Intermediate Site Reliability Engineer, Environment Automation

GitLab is an open core software company that develops the most comprehensive AI-powered DevSecOps Platform, used by more than 100,000 organizations. Our mission is to enable everyone to contribute to and co-create the software that powers our world.

As a Site Reliability Engineer at GitLab, you are responsible for keeping all user-facing services and other GitLab production systems running smoothly.
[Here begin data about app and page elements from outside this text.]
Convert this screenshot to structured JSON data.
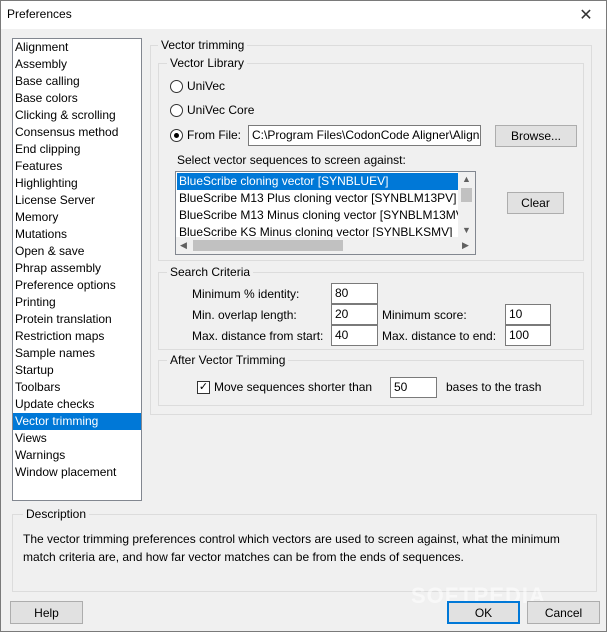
{
  "window": {
    "title": "Preferences",
    "close_glyph": "✕"
  },
  "categories": [
    "Alignment",
    "Assembly",
    "Base calling",
    "Base colors",
    "Clicking & scrolling",
    "Consensus method",
    "End clipping",
    "Features",
    "Highlighting",
    "License Server",
    "Memory",
    "Mutations",
    "Open & save",
    "Phrap assembly",
    "Preference options",
    "Printing",
    "Protein translation",
    "Restriction maps",
    "Sample names",
    "Startup",
    "Toolbars",
    "Update checks",
    "Vector trimming",
    "Views",
    "Warnings",
    "Window placement"
  ],
  "vector_trimming": {
    "group_title": "Vector trimming",
    "library": {
      "title": "Vector Library",
      "univec": "UniVec",
      "univec_core": "UniVec Core",
      "from_file": "From File:",
      "file_path": "C:\\Program Files\\CodonCode Aligner\\Align",
      "browse": "Browse...",
      "select_label": "Select vector sequences to screen against:",
      "vectors": [
        "BlueScribe cloning vector [SYNBLUEV]",
        "BlueScribe M13 Plus cloning vector [SYNBLM13PV]",
        "BlueScribe M13 Minus cloning vector [SYNBLM13MV",
        "BlueScribe KS Minus cloning vector [SYNBLKSMV]"
      ],
      "clear": "Clear"
    },
    "criteria": {
      "title": "Search Criteria",
      "min_identity_label": "Minimum % identity:",
      "min_identity": "80",
      "min_overlap_label": "Min. overlap length:",
      "min_overlap": "20",
      "max_start_label": "Max. distance from start:",
      "max_start": "40",
      "min_score_label": "Minimum score:",
      "min_score": "10",
      "max_end_label": "Max. distance to end:",
      "max_end": "100"
    },
    "after": {
      "title": "After Vector Trimming",
      "move_label": "Move sequences shorter than",
      "move_value": "50",
      "trash_label": "bases to the trash",
      "check_glyph": "✓"
    }
  },
  "description": {
    "title": "Description",
    "text": "The vector trimming preferences control which vectors are used to screen against, what the minimum match criteria are, and how far vector matches can be from the ends of sequences."
  },
  "buttons": {
    "help": "Help",
    "ok": "OK",
    "cancel": "Cancel"
  },
  "watermark": "SOFTPEDIA"
}
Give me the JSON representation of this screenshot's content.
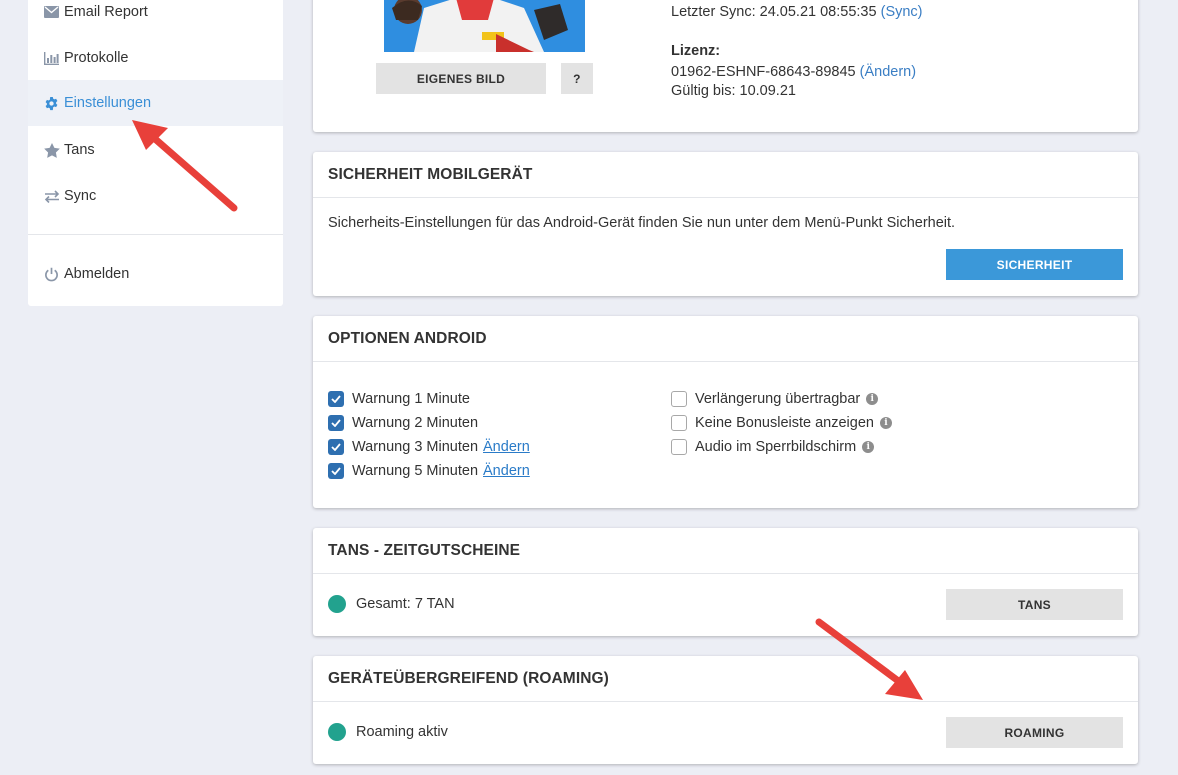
{
  "sidebar": {
    "items": [
      {
        "label": "Email Report",
        "icon": "envelope-icon"
      },
      {
        "label": "Protokolle",
        "icon": "bar-chart-icon"
      },
      {
        "label": "Einstellungen",
        "icon": "gear-icon",
        "active": true
      },
      {
        "label": "Tans",
        "icon": "star-icon"
      },
      {
        "label": "Sync",
        "icon": "sync-arrows-icon"
      }
    ],
    "logout": {
      "label": "Abmelden",
      "icon": "power-icon"
    }
  },
  "profile": {
    "own_image_button": "EIGENES BILD",
    "help_button": "?",
    "last_sync_label": "Letzter Sync: 24.05.21 08:55:35",
    "sync_link": "(Sync)",
    "license_heading": "Lizenz:",
    "license_key": "01962-ESHNF-68643-89845",
    "license_change_link": "(Ändern)",
    "valid_until": "Gültig bis: 10.09.21"
  },
  "security_card": {
    "title": "SICHERHEIT MOBILGERÄT",
    "text": "Sicherheits-Einstellungen für das Android-Gerät finden Sie nun unter dem Menü-Punkt Sicherheit.",
    "button": "SICHERHEIT"
  },
  "android_options": {
    "title": "OPTIONEN ANDROID",
    "left": [
      {
        "label": "Warnung 1 Minute",
        "checked": true
      },
      {
        "label": "Warnung 2 Minuten",
        "checked": true
      },
      {
        "label": "Warnung 3 Minuten",
        "checked": true,
        "link": "Ändern"
      },
      {
        "label": "Warnung 5 Minuten",
        "checked": true,
        "link": "Ändern"
      }
    ],
    "right": [
      {
        "label": "Verlängerung übertragbar",
        "checked": false
      },
      {
        "label": "Keine Bonusleiste anzeigen",
        "checked": false
      },
      {
        "label": "Audio im Sperrbildschirm",
        "checked": false
      }
    ]
  },
  "tans_card": {
    "title": "TANS - ZEITGUTSCHEINE",
    "status": "Gesamt: 7 TAN",
    "button": "TANS"
  },
  "roaming_card": {
    "title": "GERÄTEÜBERGREIFEND (ROAMING)",
    "status": "Roaming aktiv",
    "button": "ROAMING"
  },
  "colors": {
    "accent_blue": "#3b98d9",
    "status_green": "#22a28e",
    "annotation_red": "#e8403a"
  }
}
Our SREs are a blend of pragmatic operators and software craftspeople that apply sound engineering principles, operational discipline, and mature automation to our operating environments and the GitLab codebase.

What you’ll do
  • Automate operational tasks for Environment Automation SRE.
  • Develop a good warning system for reliable maintenance tasks.
  • Plan monitoring and alerting systems based on customer usage patterns.
  • Respond to user emergencies and support requests.
  • Implement new security measures for GitLab infrastructure.
  • Collaborate with engineering stakeholders to resolve architectural bottlenecks.
What you’ll bring
  • Experience in running and operating production workloads.
  • Strong programming skills - preferably with Ruby and/or Go.
  • Strong background with Infrastructure as Code technologies like Terraform and Ansible.
  • Able to reason about large systems and their operations.
  • Enjoy working collaboratively across teams.